Les autres candidats sont Micheline Jacques du groupe Saint-Barth d’Abord et Maxime Desouches pour Action-Équilibre.
Bénéficiez-vous de soutiens qui vous permettent d’espérer emporter cette élection ?
Tout d’abord, je connais plutôt bien la plupart des élus, avec lesquels j’ai travaillé activement, quels que soient les groupes dans lesquels ils sont aujourd’hui. Le fait de n’être impliqué dans aucun de ces groupes peut me permettre de faire consensus. Si je suis élu, je travaillerai avec tout le monde. Localement, on peut avoir tous les débats que l’on veut sur des sujets importants, mais à partir du moment où l’on sort du territoire pour défendre les intérêts de Saint-Barthélemy, il faut parler d’une seule voix. Donc il faut faire consensus. Aussi bien avec le président de la Collectivité, les élus et le député.
Quels sont les sujets que le prochain sénateur devra porter ? Quels seront vos chevaux de bataille ?
On a tendance à confondre le rôle du sénateur et celui d’un élu de la Collectivité. Au Sénat, ce n’est pas le sénateur qui fixe l’ordre du jour. L’essentiel des missions concernent les projets de loi qui sont mis à l’ordre du jour par le gouvernement. Si on a un sujet à proposer pour Saint-Barthélemy, il faut trouver le moyen de l’inscrire à l’ordre du jour, ce n’est pas évident. Le programme, ce sont les élections territoriales de mars prochain qui vont le définir. Mais il y a des projets de loi à défendre dans l’intérêt de Saint-Barthélemy, et surtout faire connaître la réalité du terrain. Rappeler tout le temps que l’image que l’on voit dans les magazines n’est pas la réalité. Les précédents sénateurs ont très bien fait ce travail. La question des sanctions pénales de l’environnement sera à travailler, les problématiques de santé et d’éducation devront être évoquées, et le gros sujet de fond sera tout ce qui est clarification de la question fiscale. Une autre question importante à traiter sera celle des donations et successions. Pour éviter que l’île se départisse de son histoire et de sa population. C’est un enjeu important pour que Saint-Barth conserve son authenticité.

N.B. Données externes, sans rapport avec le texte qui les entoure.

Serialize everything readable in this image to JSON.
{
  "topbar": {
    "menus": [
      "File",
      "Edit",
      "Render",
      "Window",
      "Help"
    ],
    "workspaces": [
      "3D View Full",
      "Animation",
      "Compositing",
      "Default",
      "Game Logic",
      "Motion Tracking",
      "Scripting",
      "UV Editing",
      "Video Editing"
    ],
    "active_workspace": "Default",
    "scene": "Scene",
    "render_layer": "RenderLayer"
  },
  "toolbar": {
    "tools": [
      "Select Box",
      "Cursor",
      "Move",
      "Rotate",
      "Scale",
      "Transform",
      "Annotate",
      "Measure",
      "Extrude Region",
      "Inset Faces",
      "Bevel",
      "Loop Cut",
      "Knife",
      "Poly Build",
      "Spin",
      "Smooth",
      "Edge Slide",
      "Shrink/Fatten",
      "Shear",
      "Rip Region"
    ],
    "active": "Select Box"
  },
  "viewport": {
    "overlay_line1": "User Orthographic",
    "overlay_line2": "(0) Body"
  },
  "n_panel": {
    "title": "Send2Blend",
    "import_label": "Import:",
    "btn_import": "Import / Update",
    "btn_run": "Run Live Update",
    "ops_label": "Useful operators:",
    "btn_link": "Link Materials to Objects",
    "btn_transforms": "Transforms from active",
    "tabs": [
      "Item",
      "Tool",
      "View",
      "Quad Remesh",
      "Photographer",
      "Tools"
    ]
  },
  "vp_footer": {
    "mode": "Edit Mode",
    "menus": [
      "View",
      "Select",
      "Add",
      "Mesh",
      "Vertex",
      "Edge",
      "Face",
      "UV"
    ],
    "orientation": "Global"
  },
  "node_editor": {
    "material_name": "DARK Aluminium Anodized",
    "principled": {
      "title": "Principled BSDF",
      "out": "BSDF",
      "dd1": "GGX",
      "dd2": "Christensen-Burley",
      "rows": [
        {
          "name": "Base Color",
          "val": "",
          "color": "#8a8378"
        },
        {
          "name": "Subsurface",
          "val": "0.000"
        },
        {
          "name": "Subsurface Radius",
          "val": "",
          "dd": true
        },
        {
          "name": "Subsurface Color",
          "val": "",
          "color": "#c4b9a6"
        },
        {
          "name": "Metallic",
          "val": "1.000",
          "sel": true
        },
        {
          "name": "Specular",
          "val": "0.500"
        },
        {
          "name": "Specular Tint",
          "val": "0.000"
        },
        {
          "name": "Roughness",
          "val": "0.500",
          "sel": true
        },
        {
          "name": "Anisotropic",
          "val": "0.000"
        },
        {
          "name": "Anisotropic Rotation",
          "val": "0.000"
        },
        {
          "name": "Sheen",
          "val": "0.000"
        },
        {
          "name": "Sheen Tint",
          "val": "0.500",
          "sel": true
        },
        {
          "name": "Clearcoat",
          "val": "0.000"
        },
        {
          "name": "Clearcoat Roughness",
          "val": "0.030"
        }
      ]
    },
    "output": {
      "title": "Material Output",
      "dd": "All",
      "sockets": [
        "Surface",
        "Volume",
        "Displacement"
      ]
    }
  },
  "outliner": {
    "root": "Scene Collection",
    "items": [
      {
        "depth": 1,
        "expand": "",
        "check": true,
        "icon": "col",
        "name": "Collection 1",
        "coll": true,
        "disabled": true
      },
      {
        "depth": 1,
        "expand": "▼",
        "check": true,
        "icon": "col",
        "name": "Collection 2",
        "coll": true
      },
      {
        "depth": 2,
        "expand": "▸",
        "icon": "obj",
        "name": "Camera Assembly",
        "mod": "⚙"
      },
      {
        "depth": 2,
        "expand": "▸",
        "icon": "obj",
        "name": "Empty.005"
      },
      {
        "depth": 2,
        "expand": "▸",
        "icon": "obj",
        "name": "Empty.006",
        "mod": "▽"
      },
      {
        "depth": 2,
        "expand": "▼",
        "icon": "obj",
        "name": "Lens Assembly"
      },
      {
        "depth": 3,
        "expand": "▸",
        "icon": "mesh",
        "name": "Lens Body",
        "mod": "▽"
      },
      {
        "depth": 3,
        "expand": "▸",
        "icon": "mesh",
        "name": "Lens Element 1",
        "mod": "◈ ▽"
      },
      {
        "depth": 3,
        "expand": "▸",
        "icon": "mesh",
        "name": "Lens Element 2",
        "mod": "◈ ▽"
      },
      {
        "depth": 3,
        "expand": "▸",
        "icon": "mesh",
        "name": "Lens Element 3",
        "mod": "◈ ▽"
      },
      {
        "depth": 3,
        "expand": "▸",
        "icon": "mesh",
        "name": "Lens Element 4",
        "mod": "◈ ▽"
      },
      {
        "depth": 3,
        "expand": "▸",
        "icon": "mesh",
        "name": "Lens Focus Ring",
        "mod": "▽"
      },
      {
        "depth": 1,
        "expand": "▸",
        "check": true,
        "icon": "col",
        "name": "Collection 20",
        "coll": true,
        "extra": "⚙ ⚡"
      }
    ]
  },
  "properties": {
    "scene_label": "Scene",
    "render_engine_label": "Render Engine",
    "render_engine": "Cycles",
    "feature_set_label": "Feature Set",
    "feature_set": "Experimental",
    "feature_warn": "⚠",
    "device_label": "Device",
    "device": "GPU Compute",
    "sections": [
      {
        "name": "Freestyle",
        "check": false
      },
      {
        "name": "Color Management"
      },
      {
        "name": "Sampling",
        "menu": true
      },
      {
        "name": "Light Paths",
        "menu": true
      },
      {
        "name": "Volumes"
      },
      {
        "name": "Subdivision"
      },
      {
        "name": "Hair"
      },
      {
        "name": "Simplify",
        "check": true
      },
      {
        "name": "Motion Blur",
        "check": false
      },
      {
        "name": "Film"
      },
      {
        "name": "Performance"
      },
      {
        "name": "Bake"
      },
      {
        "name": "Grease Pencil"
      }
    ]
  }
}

Dans un contexte de relative instabilité politique à l’échelon national, quel sera le rôle du futur sénateur de Saint-Barthélemy ?

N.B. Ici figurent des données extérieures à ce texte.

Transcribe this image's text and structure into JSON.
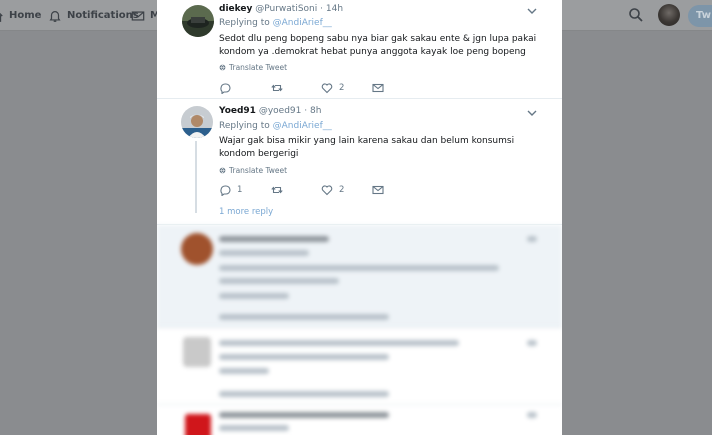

A défaut de programme, mon rôle sera de faire consensus et l’interface à Paris par rapport aux choix politiques qui sont faits ici. Le Sénat est relativement stable politiquement. Il y aura peut-être des repositionnements au niveau des petits groupes parlementaires, mais c’est un autre sujet et nous n’y sommes pas encore.

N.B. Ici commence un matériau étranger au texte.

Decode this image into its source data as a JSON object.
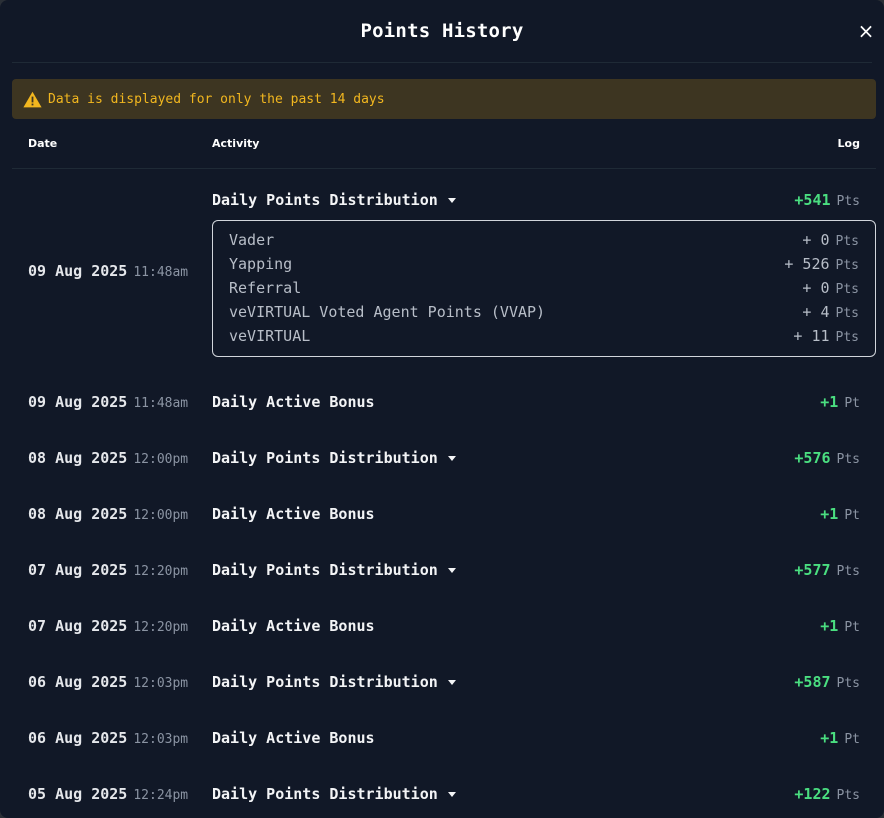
{
  "modal": {
    "title": "Points History",
    "close_label": "×"
  },
  "warning": {
    "text": "Data is displayed for only the past 14 days"
  },
  "columns": {
    "date": "Date",
    "activity": "Activity",
    "log": "Log"
  },
  "rows": [
    {
      "date": "09 Aug 2025",
      "time": "11:48am",
      "activity": "Daily Points Distribution",
      "value": "+541",
      "unit": "Pts",
      "expandable": true
    },
    {
      "date": "09 Aug 2025",
      "time": "11:48am",
      "activity": "Daily Active Bonus",
      "value": "+1",
      "unit": "Pt",
      "expandable": false
    },
    {
      "date": "08 Aug 2025",
      "time": "12:00pm",
      "activity": "Daily Points Distribution",
      "value": "+576",
      "unit": "Pts",
      "expandable": true
    },
    {
      "date": "08 Aug 2025",
      "time": "12:00pm",
      "activity": "Daily Active Bonus",
      "value": "+1",
      "unit": "Pt",
      "expandable": false
    },
    {
      "date": "07 Aug 2025",
      "time": "12:20pm",
      "activity": "Daily Points Distribution",
      "value": "+577",
      "unit": "Pts",
      "expandable": true
    },
    {
      "date": "07 Aug 2025",
      "time": "12:20pm",
      "activity": "Daily Active Bonus",
      "value": "+1",
      "unit": "Pt",
      "expandable": false
    },
    {
      "date": "06 Aug 2025",
      "time": "12:03pm",
      "activity": "Daily Points Distribution",
      "value": "+587",
      "unit": "Pts",
      "expandable": true
    },
    {
      "date": "06 Aug 2025",
      "time": "12:03pm",
      "activity": "Daily Active Bonus",
      "value": "+1",
      "unit": "Pt",
      "expandable": false
    },
    {
      "date": "05 Aug 2025",
      "time": "12:24pm",
      "activity": "Daily Points Distribution",
      "value": "+122",
      "unit": "Pts",
      "expandable": true
    }
  ],
  "breakdown": [
    {
      "label": "Vader",
      "value": "+ 0",
      "unit": "Pts"
    },
    {
      "label": "Yapping",
      "value": "+ 526",
      "unit": "Pts"
    },
    {
      "label": "Referral",
      "value": "+ 0",
      "unit": "Pts"
    },
    {
      "label": "veVIRTUAL Voted Agent Points (VVAP)",
      "value": "+ 4",
      "unit": "Pts"
    },
    {
      "label": "veVIRTUAL",
      "value": "+ 11",
      "unit": "Pts"
    }
  ],
  "colors": {
    "background": "#111827",
    "positive": "#4ade80",
    "warning_bg": "#3d3521",
    "warning_text": "#f2b71f"
  },
  "icons": {
    "warning": "warning-triangle-icon",
    "close": "close-icon",
    "expand": "caret-down-icon"
  }
}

Nourrissez-vous des ambitions pour les élections territoriales de mars prochain ?
On ne peut pas avoir été élu et ne pas y songer. J’écoute les conseils territoriaux, je suis les dossiers, donc c’est une chose à laquelle on pense toujours. Mais si je suis au Sénat, je ne ferai pas de liste, cela va de soi. Si je n’y suis pas, il est possible que j’y aille, tout dépendra des listes qui se créent. Mais si je suis sénateur, je le serai à 100%, pleinement investi. Je ne candidate pas aux sénatoriales comme un plan B. Je le fais parce que ça m’intéresse et que je peux avoir une vraie valeur ajoutée. Je suis confiant.